JOSH LEVINE, AUG 21, 2019: Increased productivity. Reduced costs. Access to talent. Remote work has plenty of benefits, but migrating full-timers to more time at home comes with a big downside: relationship decay.
Remote work causes relationship decay — it’s time we learn how to keep good digital-relationship hygiene. photo credit: Getty
As colleagues spend more time at home, in cafes and at co-working spaces, and less time near one another, the social fabric of work weakens. Video meetings, slack, and email may be efficient, but when they are the primary–or the only way co-workers interact–people lose out on those water cooler moments gossiping about the game or catching up on weekend adventures. These in-between moments are often when humans get to know colleagues beyond their tasks, titles, and competencies, setting the stage for productive collaboration later on.
If leaders don’t address relationship decay, the industrialized world may experience a backlash that will undermine a work revolution that benefits individuals, companies, and our economy.
Why should we care about building relationships at work? Collaboration between humans requires more than just the transfer of data. When Google decided to launch Project Aristotle to find out the special ingredient common across their highest performing teams, researchers discovered that it was trust between individuals. And this study from Carnegie Mellon University makes the case that effective teams require social intelligence — the ability to understand the feelings and thoughts of others. Without truly understanding who our co-workers are at a human level, trust and emotional awareness are impossible. Work becomes defined by the handing off of deliverables from one remote worker to another, like a distributed assembly line.
Attempt to ask a favor of a colleague with whom you have little shared history, and your request will likely be blown off. But pose that same request of a colleague who is aware of your personal challenges, looming deadlines, and supervisorial hurdles, and even at their busiest, odds are they’ll at least respond kindly if not offer to help.
Working remotely is a relatively new phenomenon and collectively we haven’t learned what it takes to maintain good digital-relationship hygiene. Contractors, contributors, and employees need to learn how to build and sustain relationships in this new reality in order to curb the hidden social costs of remote work.

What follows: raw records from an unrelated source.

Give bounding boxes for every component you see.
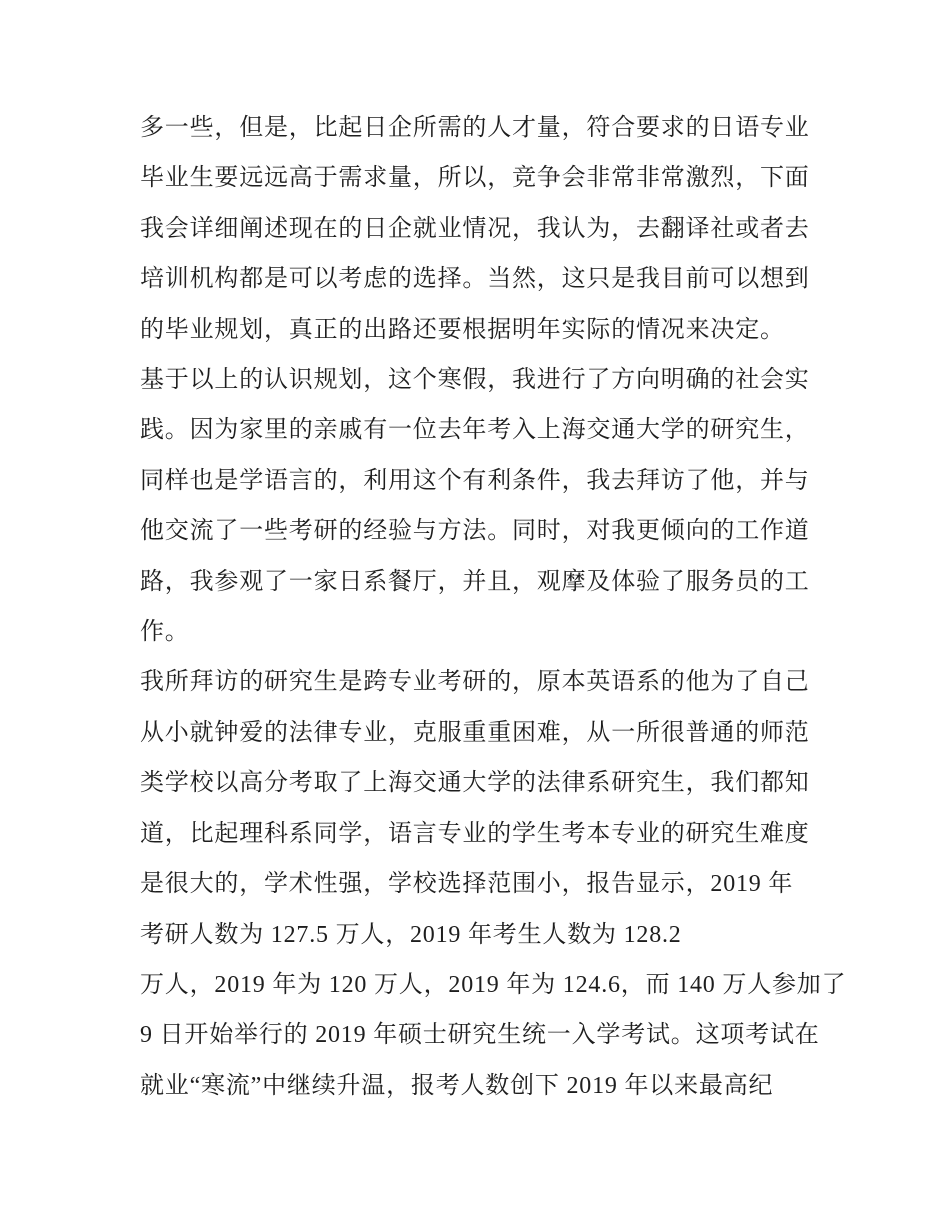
text-line: 作。 (140, 619, 190, 646)
text-line: 万人，2019 年为 120 万人，2019 年为 124.6，而 140 万人参加了 (140, 971, 847, 998)
text-line: 我会详细阐述现在的日企就业情况，我认为，去翻译社或者去 (140, 215, 810, 242)
text-line: 道，比起理科系同学，语言专业的学生考本专业的研究生难度 (140, 820, 810, 847)
text-line: 他交流了一些考研的经验与方法。同时，对我更倾向的工作道 (140, 518, 810, 545)
text-line: 就业“寒流”中继续升温，报考人数创下 2019 年以来最高纪 (140, 1072, 774, 1099)
text-line: 基于以上的认识规划，这个寒假，我进行了方向明确的社会实 (140, 367, 810, 394)
text-line: 路，我参观了一家日系餐厅，并且，观摩及体验了服务员的工 (140, 568, 810, 595)
text-line: 毕业生要远远高于需求量，所以，竞争会非常非常激烈，下面 (140, 165, 810, 192)
text-block (140, 103, 847, 1111)
text-line: 的毕业规划，真正的出路还要根据明年实际的情况来决定。 (140, 316, 785, 343)
text-line: 类学校以高分考取了上海交通大学的法律系研究生，我们都知 (140, 770, 810, 797)
text-line: 同样也是学语言的，利用这个有利条件，我去拜访了他，并与 (140, 467, 810, 494)
text-line: 多一些，但是，比起日企所需的人才量，符合要求的日语专业 (140, 115, 810, 141)
text-line: 我所拜访的研究生是跨专业考研的，原本英语系的他为了自己 (140, 669, 810, 696)
text-line: 考研人数为 127.5 万人，2019 年考生人数为 128.2 (140, 921, 682, 948)
text-line: 是很大的，学术性强，学校选择范围小，报告显示，2019 年 (140, 871, 794, 898)
text-line: 9 日开始举行的 2019 年硕士研究生统一入学考试。这项考试在 (140, 1022, 820, 1049)
text-line: 培训机构都是可以考虑的选择。当然，这只是我目前可以想到 (140, 266, 810, 293)
text-line: 践。因为家里的亲戚有一位去年考入上海交通大学的研究生， (140, 417, 810, 444)
text-line: 从小就钟爱的法律专业，克服重重困难，从一所很普通的师范 (140, 719, 810, 746)
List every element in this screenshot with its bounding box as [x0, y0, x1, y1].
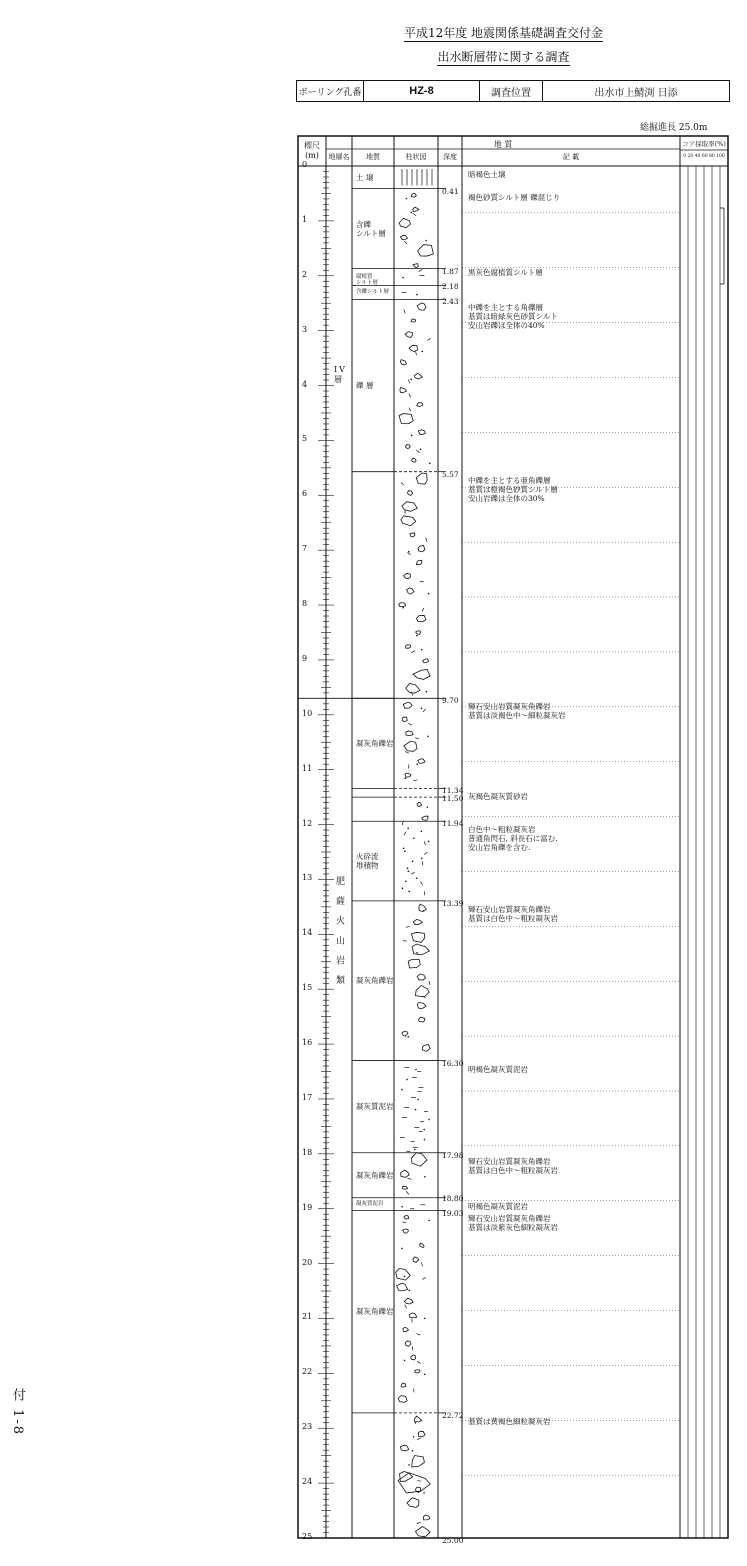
- pebble-mark: [399, 603, 406, 607]
- depth-label: 5.57: [442, 469, 459, 479]
- texture-mark: [423, 709, 426, 712]
- texture-dot: [415, 1422, 417, 1424]
- depth-label: 25.00: [442, 1536, 464, 1545]
- texture-dot: [404, 1276, 406, 1278]
- pebble-mark: [397, 1283, 408, 1291]
- location-label: 調査位置: [480, 81, 543, 101]
- texture-dot: [424, 1176, 426, 1178]
- texture-dot: [405, 880, 407, 882]
- texture-dot: [408, 870, 410, 872]
- texture-dot: [410, 212, 412, 214]
- pebble-mark: [415, 1370, 420, 1373]
- pebble-mark: [417, 403, 423, 407]
- description-header: 記 載: [562, 153, 580, 161]
- texture-dot: [428, 1119, 430, 1121]
- pebble-mark: [413, 669, 430, 679]
- texture-dot: [407, 827, 409, 829]
- boring-no-label: ボーリング孔番: [297, 81, 364, 101]
- texture-mark: [416, 450, 419, 452]
- texture-mark: [402, 821, 403, 825]
- texture-mark: [421, 882, 423, 885]
- depth-label: 18.80: [442, 1193, 464, 1203]
- texture-mark: [401, 482, 404, 485]
- depth-header: 深度: [443, 153, 457, 161]
- texture-dot: [424, 1139, 426, 1141]
- pebble-mark: [411, 458, 416, 462]
- texture-dot: [416, 952, 418, 954]
- texture-mark: [404, 241, 407, 244]
- depth-label: 11.50: [442, 794, 464, 804]
- layer-description: 灰褐色凝灰質砂岩: [468, 792, 528, 802]
- scale-label: 3: [302, 324, 308, 334]
- texture-dot: [428, 1220, 430, 1222]
- pebble-mark: [422, 816, 428, 820]
- texture-dot: [425, 240, 427, 242]
- formation-name: 肥 薩 火 山 岩 類: [334, 876, 344, 989]
- lithology-label: 含礫 シルト層: [356, 219, 386, 238]
- scale-label: 7: [302, 544, 308, 554]
- texture-dot: [401, 1089, 403, 1091]
- texture-dot: [410, 379, 412, 381]
- report-subtitle-text: 出水断層帯に関する調査: [437, 50, 570, 64]
- scale-label: 25: [302, 1532, 313, 1541]
- scale-label: 14: [302, 928, 313, 938]
- texture-dot: [411, 435, 413, 437]
- texture-dot: [406, 1079, 408, 1081]
- texture-dot: [424, 1318, 426, 1320]
- texture-mark: [406, 926, 410, 927]
- layer-description: 明褐色凝灰質泥岩: [468, 1064, 528, 1074]
- depth-label: 1.87: [442, 266, 459, 276]
- pebble-mark: [404, 741, 417, 751]
- depth-label: 22.72: [442, 1410, 464, 1420]
- lithology-label: 腐植質 シルト層: [356, 274, 378, 287]
- layer-description: 黒灰色腐植質シルト層: [468, 267, 543, 277]
- texture-mark: [408, 723, 412, 725]
- texture-mark: [416, 351, 417, 355]
- pebble-mark: [410, 533, 415, 537]
- texture-dot: [420, 449, 422, 451]
- pebble-mark: [405, 773, 411, 777]
- texture-mark: [421, 1262, 422, 1266]
- texture-dot: [404, 850, 406, 852]
- scale-label: 2: [302, 269, 308, 279]
- texture-dot: [404, 778, 406, 780]
- boring-no-value: HZ-8: [364, 81, 480, 101]
- scale-label: 11: [302, 763, 313, 773]
- pebble-mark: [411, 319, 416, 322]
- texture-dot: [401, 1248, 403, 1250]
- depth-label: 9.70: [442, 696, 459, 706]
- pebble-mark: [401, 1170, 410, 1177]
- layer-description: 明褐色凝灰質泥岩: [468, 1201, 528, 1211]
- pebble-mark: [407, 491, 412, 496]
- depth-label: 2.18: [442, 281, 459, 291]
- texture-mark: [411, 651, 414, 653]
- pebble-mark: [412, 1153, 427, 1167]
- pebble-mark: [409, 1313, 417, 1318]
- texture-mark: [407, 1178, 411, 1179]
- total-length: 総掘進長 25.0m: [640, 123, 708, 133]
- texture-mark: [424, 891, 425, 895]
- pebble-mark: [402, 717, 407, 722]
- texture-mark: [413, 780, 417, 781]
- texture-dot: [427, 736, 429, 738]
- texture-dot: [413, 837, 415, 839]
- scale-header: 標尺: [304, 141, 320, 150]
- texture-dot: [421, 708, 423, 710]
- texture-dot: [423, 1492, 425, 1494]
- texture-mark: [417, 1481, 421, 1482]
- texture-dot: [421, 649, 423, 651]
- pebble-mark: [412, 1456, 425, 1467]
- texture-mark: [407, 552, 410, 555]
- scale-unit: (m): [305, 151, 319, 160]
- texture-dot: [413, 1436, 415, 1438]
- pebble-mark: [415, 985, 429, 996]
- pebble-mark: [398, 1396, 407, 1403]
- texture-dot: [402, 277, 404, 279]
- texture-dot: [403, 847, 405, 849]
- pebble-mark: [399, 218, 410, 227]
- pebble-mark: [413, 919, 422, 924]
- lithology-label: 含礫シルト層: [356, 289, 389, 296]
- pebble-mark: [396, 1268, 411, 1280]
- pebble-mark: [417, 615, 426, 621]
- pebble-mark: [416, 1527, 431, 1537]
- layer-description: 輝石安山岩質凝灰角礫岩 基質は白色中〜粗粒凝灰岩: [468, 1156, 558, 1175]
- texture-mark: [427, 338, 431, 340]
- pebble-mark: [411, 932, 424, 942]
- scale-label: 8: [302, 599, 308, 609]
- boulder-mark: [398, 1473, 430, 1493]
- scale-label: 23: [302, 1422, 313, 1432]
- scale-label: 5: [302, 434, 308, 444]
- texture-mark: [411, 872, 415, 874]
- texture-mark: [424, 841, 425, 845]
- formation-name: IV 層: [334, 364, 347, 384]
- texture-mark: [406, 1191, 409, 1194]
- core-rate-header: コア採取率(%): [682, 140, 726, 148]
- texture-dot: [409, 1290, 411, 1292]
- pebble-mark: [418, 1017, 424, 1022]
- pebble-mark: [417, 802, 422, 806]
- pebble-mark: [401, 516, 416, 526]
- depth-label: 19.03: [442, 1209, 464, 1219]
- lithology-label: 火砕流 堆積物: [356, 852, 379, 871]
- lithology-label: 土 壌: [356, 172, 374, 182]
- texture-mark: [404, 309, 405, 313]
- texture-dot: [429, 463, 431, 465]
- pebble-mark: [411, 193, 416, 197]
- texture-dot: [417, 1099, 419, 1101]
- pebble-mark: [402, 502, 417, 512]
- lithology-label: 凝灰質泥岩: [356, 1102, 394, 1112]
- texture-dot: [428, 840, 430, 842]
- texture-dot: [412, 860, 414, 862]
- scale-label: 17: [302, 1092, 313, 1102]
- texture-mark: [424, 852, 427, 854]
- formation-header: 地層名: [328, 153, 350, 161]
- scale-label: 21: [302, 1312, 313, 1322]
- pebble-mark: [400, 360, 406, 365]
- pebble-mark: [404, 1298, 413, 1304]
- texture-mark: [404, 832, 406, 835]
- texture-dot: [426, 691, 428, 693]
- layer-description: 基質は黄褐色細粒凝灰岩: [468, 1416, 551, 1426]
- pebble-mark: [422, 1045, 430, 1052]
- pebble-mark: [400, 235, 407, 240]
- pebble-mark: [408, 959, 420, 968]
- texture-dot: [416, 877, 418, 879]
- pebble-mark: [409, 345, 418, 351]
- texture-mark: [429, 981, 430, 985]
- layer-description: 輝石安山岩質凝灰角礫岩 基質は淡褐色中〜細粒凝灰岩: [468, 702, 566, 721]
- scale-label: 6: [302, 489, 308, 499]
- pebble-mark: [399, 414, 413, 424]
- layer-description: 中礫を主とする角礫層 基質は暗緑灰色砂質シルト 安山岩礫は全体の40%: [468, 303, 558, 331]
- texture-dot: [402, 607, 404, 609]
- pebble-mark: [423, 659, 429, 663]
- texture-dot: [423, 1129, 425, 1131]
- pebble-mark: [417, 1002, 426, 1008]
- pebble-mark: [403, 703, 412, 709]
- depth-label: 0.41: [442, 186, 459, 196]
- texture-dot: [408, 890, 410, 892]
- lithology-label: 凝灰角礫岩: [356, 1307, 394, 1317]
- texture-dot: [408, 1464, 410, 1466]
- texture-dot: [416, 764, 418, 766]
- pebble-mark: [406, 683, 420, 693]
- lithology-label: 凝灰角礫岩: [356, 738, 394, 748]
- lithology-label: 凝灰角礫岩: [356, 976, 394, 986]
- texture-mark: [417, 1438, 420, 1440]
- scale-label: 20: [302, 1257, 313, 1267]
- pebble-mark: [413, 1257, 419, 1262]
- pebble-mark: [402, 1186, 407, 1189]
- texture-mark: [417, 1361, 420, 1363]
- texture-mark: [422, 1277, 425, 1279]
- layer-description: 褐色砂質シルト層 礫混じり: [468, 192, 561, 202]
- location-value: 出水市上鯖渕 日添: [594, 87, 678, 99]
- lithology-label: 凝灰角礫岩: [356, 1170, 394, 1180]
- pebble-mark: [414, 373, 422, 379]
- texture-dot: [401, 1206, 403, 1208]
- pebble-mark: [418, 545, 425, 551]
- scale-label: 9: [302, 653, 308, 663]
- depth-label: 11.34: [442, 786, 464, 796]
- lithology-header: 地質: [366, 153, 380, 161]
- pebble-mark: [406, 645, 411, 649]
- texture-dot: [406, 198, 408, 200]
- lithology-label: 礫 層: [356, 381, 374, 391]
- texture-mark: [417, 1522, 421, 1523]
- pebble-mark: [403, 1328, 409, 1332]
- depth-label: 13.39: [442, 898, 464, 908]
- texture-dot: [414, 1149, 416, 1151]
- texture-mark: [409, 394, 411, 397]
- scale-label: 18: [302, 1147, 313, 1157]
- texture-mark: [422, 608, 424, 612]
- pebble-mark: [416, 473, 427, 484]
- depth-label: 17.98: [442, 1150, 464, 1160]
- pebble-mark: [407, 1498, 419, 1508]
- column-patterns: [396, 169, 434, 1537]
- texture-dot: [415, 1069, 417, 1071]
- texture-dot: [407, 867, 409, 869]
- column-header: 柱状図: [405, 153, 427, 161]
- scale-label: 10: [302, 708, 313, 718]
- pebble-mark: [402, 1031, 408, 1036]
- pebble-mark: [400, 1445, 408, 1451]
- layer-description: 暗褐色土壌: [468, 170, 506, 179]
- report-title-text: 平成12年度 地震関係基礎調査交付金: [403, 26, 604, 40]
- texture-dot: [416, 294, 418, 296]
- core-rate-ticks: 0 20 40 60 80 100: [683, 154, 725, 159]
- layer-description: 白色中〜粗粒凝灰岩 普通角閃石, 斜長石に富む. 安山岩角礫を含む.: [468, 825, 558, 853]
- pebble-mark: [401, 1383, 406, 1387]
- layer-description: 輝石安山岩質凝灰角礫岩 基質は淡紫灰色細粒凝灰岩: [468, 1214, 558, 1233]
- scale-label: 15: [302, 983, 313, 993]
- pebble-mark: [406, 1341, 411, 1346]
- texture-mark: [426, 538, 427, 542]
- depth-label: 2.43: [442, 297, 459, 307]
- scale-label: 1: [302, 214, 308, 224]
- pebble-mark: [416, 631, 421, 635]
- layer-description: 輝石安山岩質凝灰角礫岩 基質は白色中〜粗粒凝灰岩: [468, 904, 558, 923]
- scale-label: 13: [302, 873, 313, 883]
- pebble-mark: [419, 904, 426, 911]
- pebble-mark: [404, 1215, 409, 1219]
- texture-mark: [408, 379, 409, 383]
- pebble-mark: [406, 731, 413, 736]
- texture-dot: [404, 1360, 406, 1362]
- texture-dot: [407, 1036, 409, 1038]
- scale-label: 19: [302, 1202, 313, 1212]
- layer-description: 中礫を主とする亜角礫層 基質は橙褐色砂質シルト層 安山岩礫は全体の30%: [468, 475, 558, 503]
- pebble-mark: [414, 1416, 422, 1422]
- texture-dot: [421, 351, 423, 353]
- texture-dot: [408, 551, 410, 553]
- pebble-mark: [417, 974, 425, 980]
- texture-dot: [415, 1109, 417, 1111]
- texture-dot: [416, 635, 418, 637]
- pebble-mark: [400, 387, 407, 392]
- pebble-mark: [423, 1515, 429, 1520]
- page-label: 付 1-8: [10, 1388, 25, 1437]
- pebble-mark: [418, 1431, 425, 1436]
- pebble-mark: [417, 303, 426, 310]
- pebble-mark: [407, 588, 415, 594]
- depth-label: 11.94: [442, 819, 464, 829]
- geology-header: 地 質: [493, 140, 513, 149]
- scale-label: 24: [302, 1477, 313, 1487]
- pebble-mark: [411, 1355, 416, 1360]
- texture-mark: [415, 738, 419, 739]
- scale-label: 16: [302, 1038, 313, 1048]
- texture-dot: [423, 910, 425, 912]
- texture-dot: [421, 857, 423, 859]
- texture-mark: [422, 861, 423, 865]
- pebble-mark: [405, 445, 410, 449]
- texture-mark: [409, 408, 411, 411]
- pebble-mark: [403, 1229, 409, 1233]
- texture-dot: [421, 830, 423, 832]
- scale-label: 12: [302, 818, 313, 828]
- pebble-mark: [418, 430, 425, 435]
- pebble-mark: [416, 560, 422, 564]
- texture-dot: [427, 806, 429, 808]
- pebble-mark: [405, 332, 413, 338]
- scale-label: 4: [302, 379, 308, 389]
- texture-dot: [424, 1374, 426, 1376]
- scale-label: 22: [302, 1367, 313, 1377]
- texture-dot: [412, 1450, 414, 1452]
- texture-dot: [428, 593, 430, 595]
- depth-label: 16.30: [442, 1058, 464, 1068]
- texture-mark: [419, 269, 422, 271]
- texture-mark: [402, 1222, 406, 1223]
- scale-label: 0: [302, 160, 308, 169]
- texture-mark: [405, 1305, 407, 1308]
- texture-mark: [413, 1388, 414, 1392]
- pebble-mark: [420, 1243, 425, 1247]
- pebble-mark: [412, 944, 429, 955]
- pebble-mark: [418, 245, 434, 256]
- pebble-mark: [404, 573, 411, 578]
- pebble-mark: [418, 759, 425, 764]
- texture-mark: [405, 752, 409, 753]
- pebble-mark: [413, 207, 419, 211]
- pebble-mark: [413, 264, 418, 268]
- texture-dot: [402, 887, 404, 889]
- texture-mark: [416, 1334, 420, 1336]
- texture-mark: [413, 213, 416, 216]
- lithology-label: 凝灰質泥岩: [356, 1201, 384, 1208]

Here are a few ways employees, managers, and leaders can start re-designing remote team dynamics to improve relationships:
Start with a personal check-in An in-person meeting can start with the task at hand because many participants were able to connect in the office earlier in the day, or week. But virtual meetings are more likely to be attended by folks who haven’t had that opportunity. Create personal connections at the beginning of the meeting by asking how a colleague’s weekend was, or about their families. -
Turn your camera on To communicate well humans rely heavily on nonverbal communication. A study from the National Institute of Health shows that direct gestures like an “eyebrow flash” means that anything that follows is important; this study from the National Academy of Sciences proves that verbal comprehension is greatly improved when the speaker’s face is visible. When someone joins a meeting without video a significant amount of the information humans use to interpret and connect gets stripped from the conversation. The bottom line: Encourage your team to turn off face mute. -
Host non-work related video chats Video chats don’t have to be reserved for clients or projects. Non-work rituals like lunch-n-learns and office trivia hour can be meaningful moments during which co-workers can connect. Leaders don’t have to be the ones to start, encourage and support employees who take the initiative to create opportunities for connection. -
Set your rules up front Melissa Malcolm of remote work consultancy Work Well Wherever noticed that virtual teaming should follow the same rules as online dating. “Right away, you have to establish how you and your partner like to operate.” She suggests asking about and sharing preferred communication styles, ideal productivity windows, and most important, Malcolm says, “share a funny story about yourself.” -
Make everyone remote It is all too easy to forget in meetings where nearly all participants are in the room, that someone has dialed in. Consider implementing some version of the “if anyone is remote, everyone is remote” rule, where all participants video in from their desk to force the constraints to be the same for all contributors. -
Replicate the features of working together Products like Sococo and Remo.co attempt to recreate situation awareness among remote teams. Both tools create an office map that shows who is “in” and if they are available. These platforms are fairly primitive at the moment but reintroduce an important piece of working together that gets lost across the internet: cognitive awareness of colleague’s actual location. -
Prioritize real presence Finally — and this is a biggie in terms of impact and investment — make it a priority to assemble remote workers in real life. No amount of video conferencing can replace gathering in the same place at the same time. Whether hosting an annual team retreat similar to Buffer or encouraging employees to travel quarterly to an office, the new and strengthened relationships that emerge will be well worth the investment.
Remote work has the potential to remake our economy by increasing productivity and profits while enabling employees a chance to rebalance work and life. But to ensure companies continue to adopt this new way of working, managers and teams need to address relationship decay before leaders feel its impact and misattribute the cause as remote work itself.